The Palestinian leadership’s proud presentation of Palestinian murderers who killed parents but not children as acting with a moral conscience, is false since, in fact, only technical failures stopped the terrorists from murdering the entire family.
Israelis have been suffering of a seemingly endless wave of Palestinian terror attacks over the past two months, encouraged by the Palestinian leadership which incites and spreads lies against Israel through any venue it can and thus driving Palestinians to murder Israelis.
One recent example of this support for murder is the Palestinian Authority’s (PA) presentation of Palestinian murderers who killed parents in front of their children as acting with a moral conscience – because the murderers supposedly chose not to murder the children as well.
On November 13, a Palestinian terrorist shot and killed Rabbi Ya’akov Litman and his 18-year-old son Netanel as they were driving to celebrate the wedding of another family member. The rest of the family, the mother and four younger children, were also in the car at the time and were wounded.
The official PA daily Al-Hayat Al-Jadida has chosen to present this murderer of two civilians positively because the Palestinian terrorist did not murder the woman and the other four children who were with them, the Palestinian Media Watch (PMW) reported.

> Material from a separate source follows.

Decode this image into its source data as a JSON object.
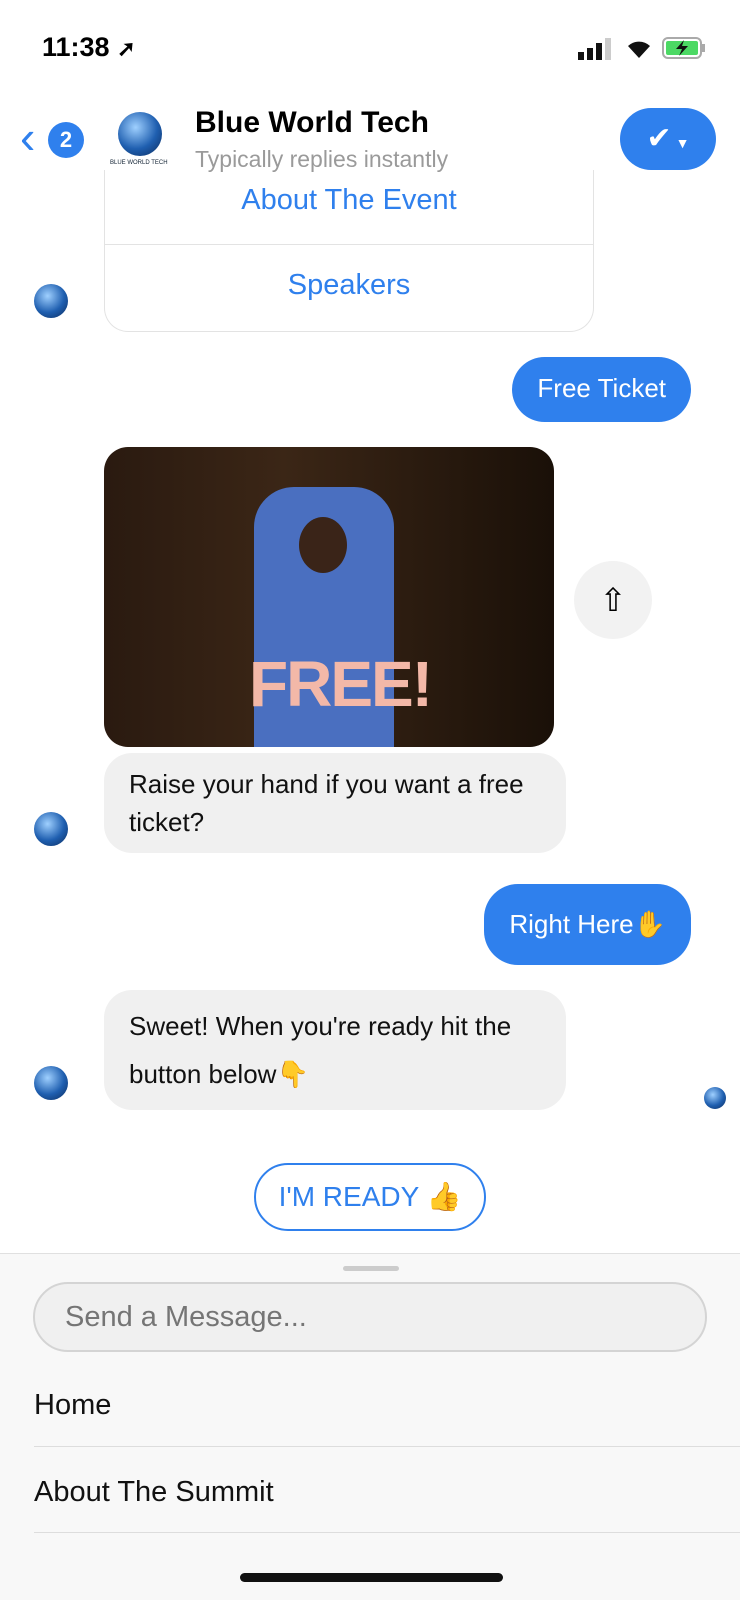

Calling the murderous terror attack “the Hebron operation,” the paper’s headline boasts that “The Palestinians have again not killed children or women.”
Quoting Israeli media, the Palestinian publication wrote that “sources noted that the perpetrators forced the car to slow down, shot 10 bullets at it, and then verified the death of the settlers. Likewise, they emphasized that they saw a boy and three women in the car, but didn’t injure them, similar to what happened in the Nablus operation [i.e., Hamas terror attack in which two parents, Rabbi Eitam and Na’ama Henkin, were shot to death in front of their four children] less than two months ago.”
Another article in the PA daily also presented the Henkin murderers as following some kind of murderer’s moral code, noting that “the members of the Nablus cell confirmed, after they were arrested, that they refrained from shooting the settlers’ children.”
These “moral guidelines for the Palestinian murderer” are not only morally skewed, but its presentation as such is also factually wrong. In both incidents, technical failures stopped the terrorists from murdering the entire family.
In the attack on the Litman family, surviving family members recounted that the terrorist approached the car and opened the door in an attempt to shoot more family members, but his gun jammed and they were spared.
In the attack on the Henkin family, the terrorists apparently intended to kidnap one or both parents. Rabbi Henkin physically fought with the terrorists after they stopped the car, and only then did they shoot him and his wife, but then one terrorist mistakenly shot the other. This prompted them to flee the scene, and therefore the children were spared, and not because of some warped sense of Palestinian decency or ethics.